Title: Simultaneous Variable Sensing Device #1 Materials: Electronics, LCD, Geiger-Müller tube, Voltage Regulator, 12v Adapter Dimensions: 2.5" x 5" x 1" Date Created: 2013
As part of a larger series, Simultaneous Variable Sensing #1, detects ionizing radiation—alpha, beta particles and gamma rays exemplifying the recent phenomenon of real-time reporting using sensory devices. The creation of this work signals an awareness of the potent hidden forces that occupy space and coexist in a world that we often regard as concrete and structured rather than multi-dimensional and variable. The sensor creates a situation whereby the specificity of a site is made known by the awareness of energy particles detected rather than a human history comprised of social, cultural interactions. The sensor detects these ancient particles amidst human-centred everyday reality. The final work is will be comprised of the total number of particles calculated over the course of an exhibition signifying duration and the space in which it is placed.

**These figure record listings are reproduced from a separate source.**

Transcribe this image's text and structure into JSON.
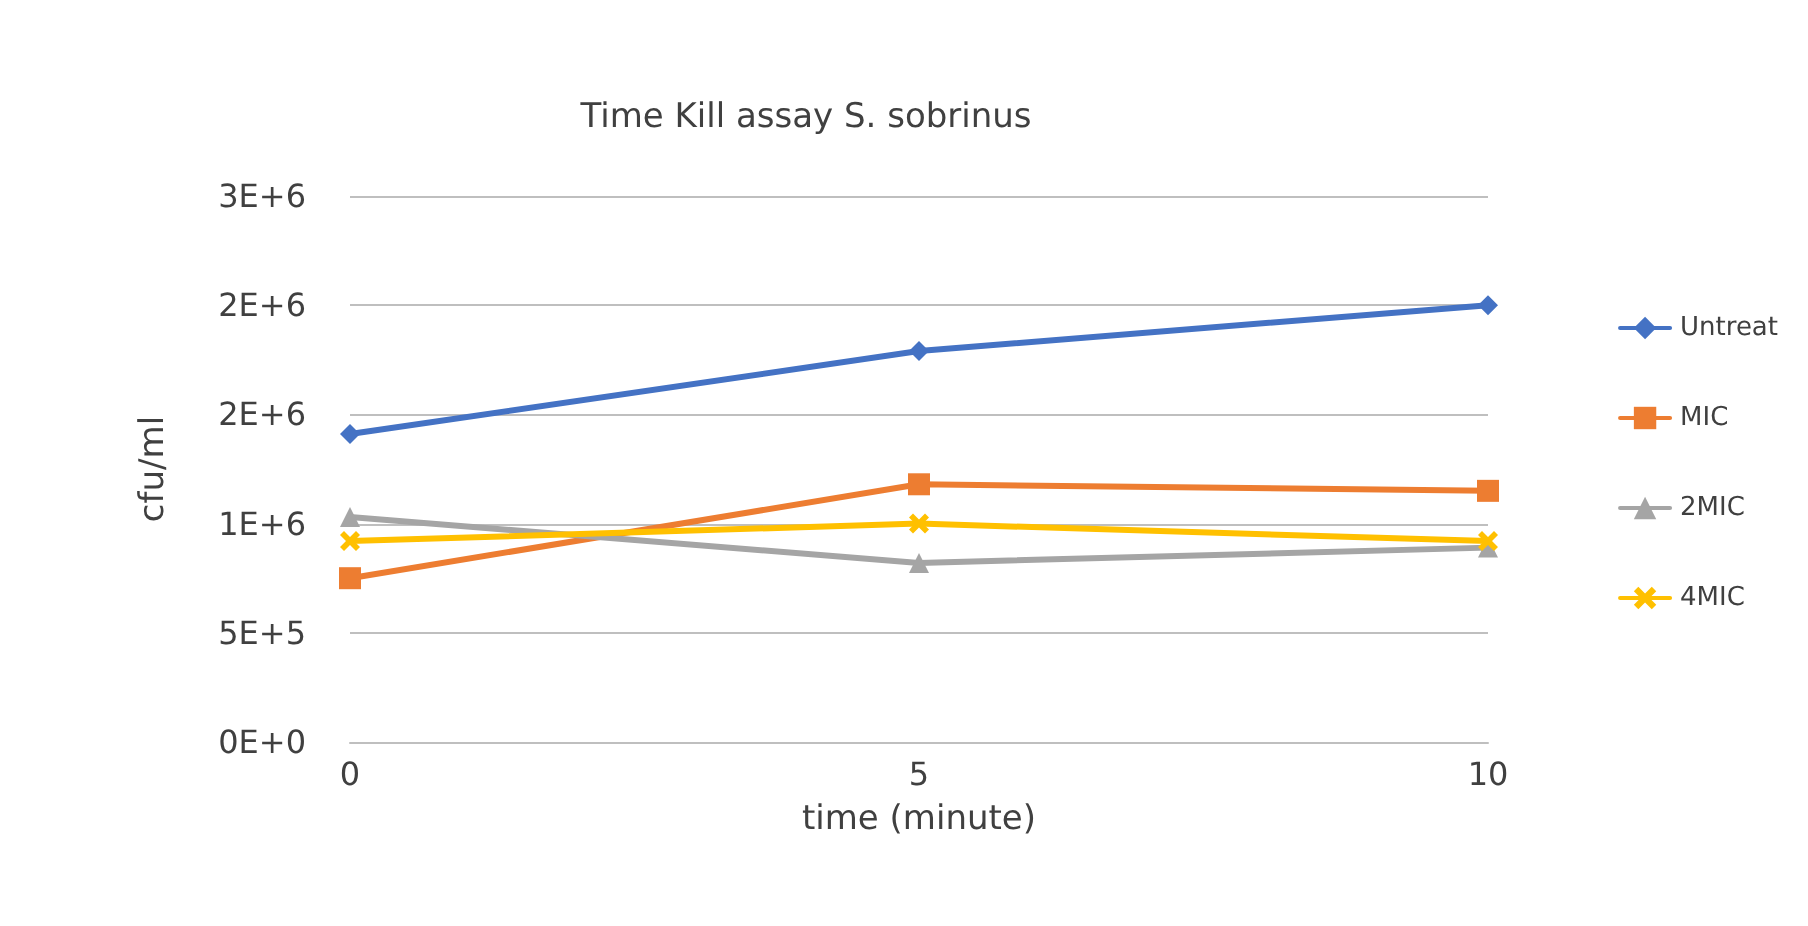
{
  "chart_data": {
    "type": "line",
    "title": "Time Kill assay S. sobrinus",
    "xlabel": "time (minute)",
    "ylabel": "cfu/ml",
    "categories": [
      "0",
      "5",
      "10"
    ],
    "series": [
      {
        "name": "Untreat",
        "color": "#4472c4",
        "marker": "diamond",
        "values": [
          1410000,
          1790000,
          2000000
        ]
      },
      {
        "name": "MIC",
        "color": "#ed7d31",
        "marker": "square",
        "values": [
          750000,
          1180000,
          1150000
        ]
      },
      {
        "name": "2MIC",
        "color": "#a5a5a5",
        "marker": "triangle",
        "values": [
          1030000,
          820000,
          890000
        ]
      },
      {
        "name": "4MIC",
        "color": "#ffc000",
        "marker": "cross",
        "values": [
          920000,
          1000000,
          920000
        ]
      }
    ],
    "ylim": [
      0,
      2500000
    ],
    "yticks": [
      {
        "value": 0,
        "label": "0E+0"
      },
      {
        "value": 500000,
        "label": "5E+5"
      },
      {
        "value": 1000000,
        "label": "1E+6"
      },
      {
        "value": 1500000,
        "label": "2E+6"
      },
      {
        "value": 2000000,
        "label": "2E+6"
      },
      {
        "value": 2500000,
        "label": "3E+6"
      }
    ],
    "grid": "y",
    "legend": "right",
    "line_style": "solid"
  }
}
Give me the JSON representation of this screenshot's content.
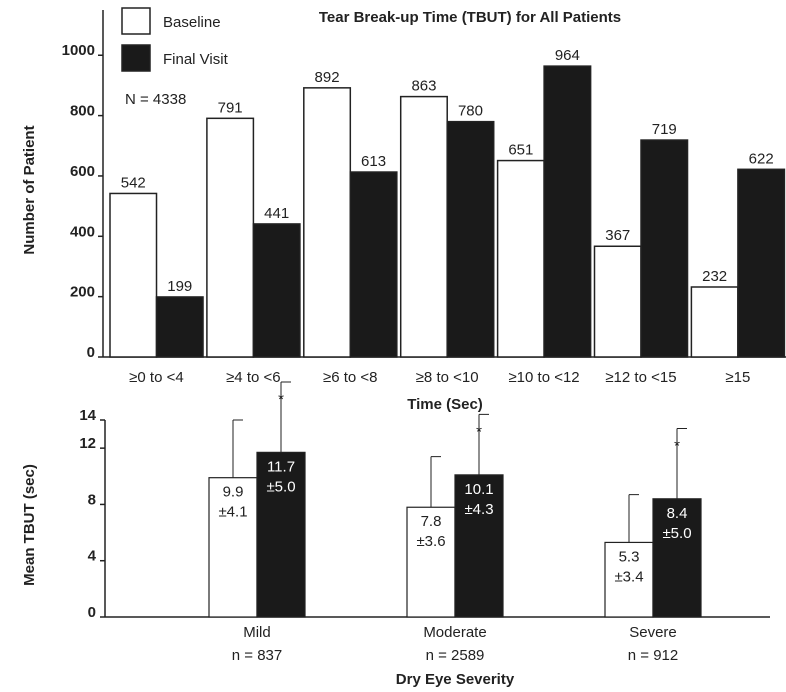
{
  "chart_data": [
    {
      "type": "bar",
      "title": "Tear Break-up Time (TBUT) for All Patients",
      "x_label": "Time (Sec)",
      "y_label": "Number of Patient",
      "annotation": "N = 4338",
      "legend": "top-left",
      "categories": [
        "≥0 to <4",
        "≥4 to <6",
        "≥6 to <8",
        "≥8 to <10",
        "≥10 to <12",
        "≥12 to <15",
        "≥15"
      ],
      "series": [
        {
          "name": "Baseline",
          "color": "#ffffff",
          "values": [
            542,
            791,
            892,
            863,
            651,
            367,
            232
          ]
        },
        {
          "name": "Final Visit",
          "color": "#1a1a1a",
          "values": [
            199,
            441,
            613,
            780,
            964,
            719,
            622
          ]
        }
      ],
      "ylim": [
        0,
        1150
      ],
      "yticks": [
        0,
        200,
        400,
        600,
        800,
        1000
      ]
    },
    {
      "type": "bar_error",
      "x_label": "Dry Eye Severity",
      "y_label": "Mean TBUT (sec)",
      "categories": [
        "Mild",
        "Moderate",
        "Severe"
      ],
      "category_notes": [
        "n = 837",
        "n = 2589",
        "n = 912"
      ],
      "series": [
        {
          "color": "#ffffff",
          "values": [
            9.9,
            7.8,
            5.3
          ],
          "errors": [
            4.1,
            3.6,
            3.4
          ],
          "error_labels": [
            "±4.1",
            "±3.6",
            "±3.4"
          ]
        },
        {
          "color": "#1a1a1a",
          "values": [
            11.7,
            10.1,
            8.4
          ],
          "errors": [
            5.0,
            4.3,
            5.0
          ],
          "error_labels": [
            "±5.0",
            "±4.3",
            "±5.0"
          ],
          "significance_marks": [
            "*",
            "*",
            "*"
          ]
        }
      ],
      "ylim": [
        0,
        14
      ],
      "yticks": [
        0,
        4,
        8,
        12,
        14
      ]
    }
  ]
}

Stormy Weather, 2012 In this work samples from sound effects albums of rain and thunder (both popular themes) are reproduced through a mechanical pencil lead connected to a positive end of a speaker wire. In effect the electricity is passed through the graphite from a brush connected to the record itself. Part drawing and part sound work the graphite particles and the sound grooves merge and create something new apart from the normal wear-and-tear on the vinyl from a diamond stylus.

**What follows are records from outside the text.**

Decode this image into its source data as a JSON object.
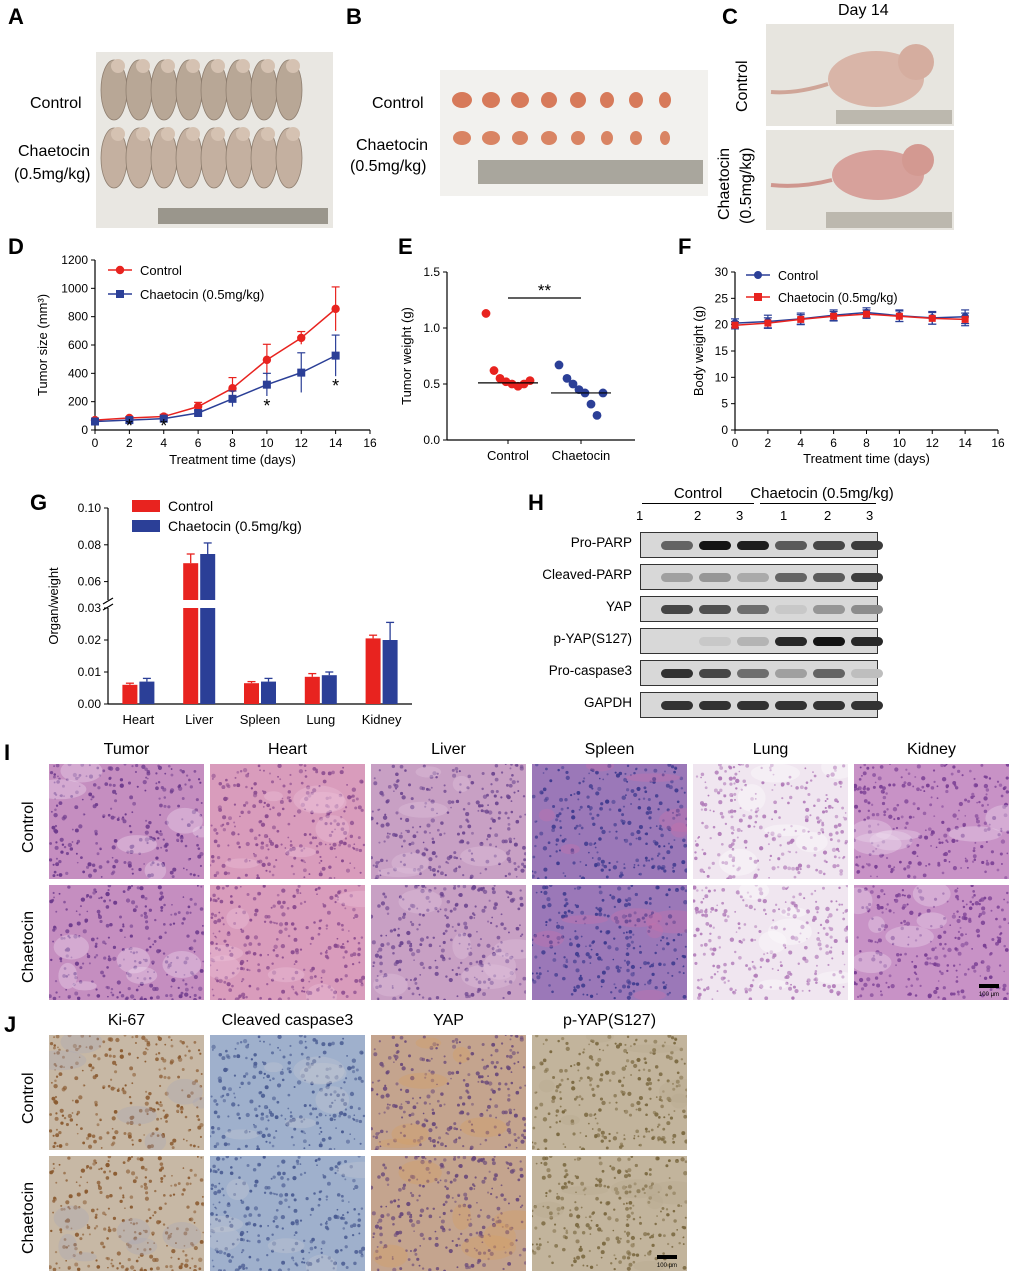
{
  "panels": {
    "A": {
      "letter": "A",
      "row1": "Control",
      "row2a": "Chaetocin",
      "row2b": "(0.5mg/kg)"
    },
    "B": {
      "letter": "B",
      "row1": "Control",
      "row2a": "Chaetocin",
      "row2b": "(0.5mg/kg)"
    },
    "C": {
      "letter": "C",
      "title": "Day 14",
      "row1": "Control",
      "row2a": "Chaetocin",
      "row2b": "(0.5mg/kg)"
    },
    "D": {
      "letter": "D"
    },
    "E": {
      "letter": "E"
    },
    "F": {
      "letter": "F"
    },
    "G": {
      "letter": "G"
    },
    "H": {
      "letter": "H",
      "group1": "Control",
      "group2": "Chaetocin (0.5mg/kg)",
      "lanes": [
        "1",
        "2",
        "3",
        "1",
        "2",
        "3"
      ],
      "bands": [
        "Pro-PARP",
        "Cleaved-PARP",
        "YAP",
        "p-YAP(S127)",
        "Pro-caspase3",
        "GAPDH"
      ],
      "intensity": [
        [
          0.55,
          0.95,
          0.9,
          0.6,
          0.7,
          0.75
        ],
        [
          0.25,
          0.3,
          0.2,
          0.55,
          0.6,
          0.75
        ],
        [
          0.7,
          0.65,
          0.5,
          0.05,
          0.3,
          0.35
        ],
        [
          0.0,
          0.05,
          0.15,
          0.85,
          0.95,
          0.85
        ],
        [
          0.8,
          0.7,
          0.5,
          0.25,
          0.55,
          0.1
        ],
        [
          0.8,
          0.8,
          0.8,
          0.8,
          0.8,
          0.8
        ]
      ]
    },
    "I": {
      "letter": "I",
      "columns": [
        "Tumor",
        "Heart",
        "Liver",
        "Spleen",
        "Lung",
        "Kidney"
      ],
      "rows": [
        "Control",
        "Chaetocin"
      ],
      "scale": "100 μm"
    },
    "J": {
      "letter": "J",
      "columns": [
        "Ki-67",
        "Cleaved caspase3",
        "YAP",
        "p-YAP(S127)"
      ],
      "rows": [
        "Control",
        "Chaetocin"
      ],
      "scale": "100 μm"
    }
  },
  "chart_data": [
    {
      "id": "D",
      "type": "line",
      "xlabel": "Treatment time (days)",
      "ylabel": "Tumor size (mm³)",
      "xlim": [
        0,
        16
      ],
      "ylim": [
        0,
        1200
      ],
      "xticks": [
        0,
        2,
        4,
        6,
        8,
        10,
        12,
        14,
        16
      ],
      "yticks": [
        0,
        200,
        400,
        600,
        800,
        1000,
        1200
      ],
      "legend": "top-left",
      "series": [
        {
          "name": "Control",
          "color": "#e8231f",
          "marker": "circle",
          "x": [
            0,
            2,
            4,
            6,
            8,
            10,
            12,
            14
          ],
          "y": [
            70,
            85,
            95,
            165,
            295,
            495,
            650,
            855
          ],
          "err": [
            10,
            10,
            15,
            30,
            75,
            110,
            45,
            155
          ]
        },
        {
          "name": "Chaetocin (0.5mg/kg)",
          "color": "#2b3f97",
          "marker": "square",
          "x": [
            0,
            2,
            4,
            6,
            8,
            10,
            12,
            14
          ],
          "y": [
            60,
            70,
            80,
            120,
            220,
            320,
            405,
            525
          ],
          "err": [
            10,
            10,
            10,
            20,
            55,
            80,
            140,
            145
          ]
        }
      ],
      "annotations": [
        {
          "x": 2,
          "text": "*"
        },
        {
          "x": 4,
          "text": "*"
        },
        {
          "x": 10,
          "text": "*"
        },
        {
          "x": 14,
          "text": "*"
        }
      ]
    },
    {
      "id": "E",
      "type": "scatter",
      "ylabel": "Tumor weight (g)",
      "ylim": [
        0,
        1.5
      ],
      "yticks": [
        "0.0",
        "0.5",
        "1.0",
        "1.5"
      ],
      "categories": [
        "Control",
        "Chaetocin"
      ],
      "series": [
        {
          "name": "Control",
          "color": "#e8231f",
          "values": [
            1.13,
            0.62,
            0.55,
            0.52,
            0.5,
            0.48,
            0.5,
            0.53
          ],
          "median": 0.51
        },
        {
          "name": "Chaetocin",
          "color": "#2b3f97",
          "values": [
            0.67,
            0.55,
            0.5,
            0.45,
            0.42,
            0.32,
            0.22,
            0.42
          ],
          "median": 0.42
        }
      ],
      "significance": "**"
    },
    {
      "id": "F",
      "type": "line",
      "xlabel": "Treatment time (days)",
      "ylabel": "Body weight (g)",
      "xlim": [
        0,
        16
      ],
      "ylim": [
        0,
        30
      ],
      "xticks": [
        0,
        2,
        4,
        6,
        8,
        10,
        12,
        14,
        16
      ],
      "yticks": [
        0,
        5,
        10,
        15,
        20,
        25,
        30
      ],
      "legend": "top-left",
      "series": [
        {
          "name": "Control",
          "color": "#2b3f97",
          "marker": "circle",
          "x": [
            0,
            2,
            4,
            6,
            8,
            10,
            12,
            14
          ],
          "y": [
            20.3,
            20.6,
            21.1,
            21.8,
            22.3,
            21.7,
            21.3,
            21.5
          ],
          "err": [
            0.8,
            1.2,
            1.1,
            1.0,
            0.9,
            1.1,
            1.2,
            1.3
          ]
        },
        {
          "name": "Chaetocin (0.5mg/kg)",
          "color": "#e8231f",
          "marker": "square",
          "x": [
            0,
            2,
            4,
            6,
            8,
            10,
            12,
            14
          ],
          "y": [
            19.9,
            20.3,
            21.0,
            21.6,
            22.0,
            21.6,
            21.2,
            21.0
          ],
          "err": [
            0.7,
            1.0,
            0.9,
            0.9,
            0.8,
            1.0,
            1.1,
            1.2
          ]
        }
      ]
    },
    {
      "id": "G",
      "type": "bar",
      "ylabel": "Organ/weight",
      "categories": [
        "Heart",
        "Liver",
        "Spleen",
        "Lung",
        "Kidney"
      ],
      "yticks_low": [
        "0.00",
        "0.01",
        "0.02",
        "0.03"
      ],
      "yticks_high": [
        "0.06",
        "0.08",
        "0.10"
      ],
      "axis_break": [
        0.03,
        0.05
      ],
      "legend": "top-left",
      "series": [
        {
          "name": "Control",
          "color": "#e8231f",
          "values": [
            0.006,
            0.07,
            0.0065,
            0.0085,
            0.0205
          ],
          "err": [
            0.0005,
            0.005,
            0.0005,
            0.001,
            0.001
          ]
        },
        {
          "name": "Chaetocin (0.5mg/kg)",
          "color": "#2b3f97",
          "values": [
            0.007,
            0.075,
            0.007,
            0.009,
            0.02
          ],
          "err": [
            0.001,
            0.006,
            0.001,
            0.001,
            0.0055
          ]
        }
      ]
    }
  ]
}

Fog Factory, 2007 Note: Work no longer exists due to storage issues
Fog Factory, 2007, recycled steel, cast-off polyethylene terephthalate (P.E.T.) plastic bottles, rivets, fog machine, timers and proximity sensors, pre-fabricated trailer, 213 x 305 x 152 cm
The Fog Factory is a portable structure, designed to be, positioned within various ‘public’ locations, in an urban environment. As disposable architecture, it utilizes recyclables in its construction and reflects the transient use of plastics as cast-off material from the oil industry. Its utter failure, as a functional structure, directs the viewer’s attention to its unreliability, a challenge to the utopian idea of sustainability. Acting as a metaphor for reassessment of urban systems, architecture and the way sculpture ‘functions’, the fog factory references the industrial revolution, (steam power and metal construction), and the transferring of energy that also takes place in the body as a way to convert calories into heat energy. In the construction one imagines an absence, the unseen refuse as the other of consumption, which gives shape to part of the structure. The stacks mimic the industrial city as the fog rises and fades. It focuses in on the current state of culture the bewilderment of position the challenges of ideas regarding selfhood, presence, truth, origin and identity. Upon first reading, the structure appears merely to be ecologically charged, activist in nature, haunted by the ambitions of generations that have attempted, democratically, to redirect environmental reform. Yet the work is fraught with contradiction, its creation is dependent upon the forces of capitalism and modernity—gasoline power, electricity, steel manufacturing, and plastic production.
Reversal Sublimation, 2008
Rivets, polyethylene terephthalate (P.E.T.) plastic, aluminum tripod, motor In this work the sub is attached to a motor, which stops and starts in a repetitive fashion, circling about in reverse. The term sublimation is taken from Freud who thought that it functioned as a socially acceptable escape valve for excess sexual energy, which would otherwise have to be discharged in socially unacceptable forms i.e. in neurotic symptoms. The reversal in this case refers to the reversal of its expression in militaristic forms not necessarily scientific. This piece attempts to reconcile this adaptation of humans to transcend or re-channel this energy into other pursuits whether they are fantastic in the Lacanian sense or Freudian in the sense that they become another object. In this case the object of the sub is often thought of as a cigar shape further attaching it to a patriarchal symbolic order.
Motorized Flip-book, 2002
This was an attempt to make a motorized flip-book with a photographic animation of me drawing zero backwards and forwards.
Binary Oppositional Discussion on Rainforest Policy, 1991
wood, sound, sound sensors, motors, movable mouths 150 cm x 45 cm
This double-mouthed creature discussed a text that McDonald’s Corporation disseminated to explain its position on the rainforests, often destroyed to make room for cattle grazing. The automaton “spoke” with the aid of a tascam four-track connected to sound sensors that activated motors attached to its double mouth. This machine would seem to argue with itself about the issue.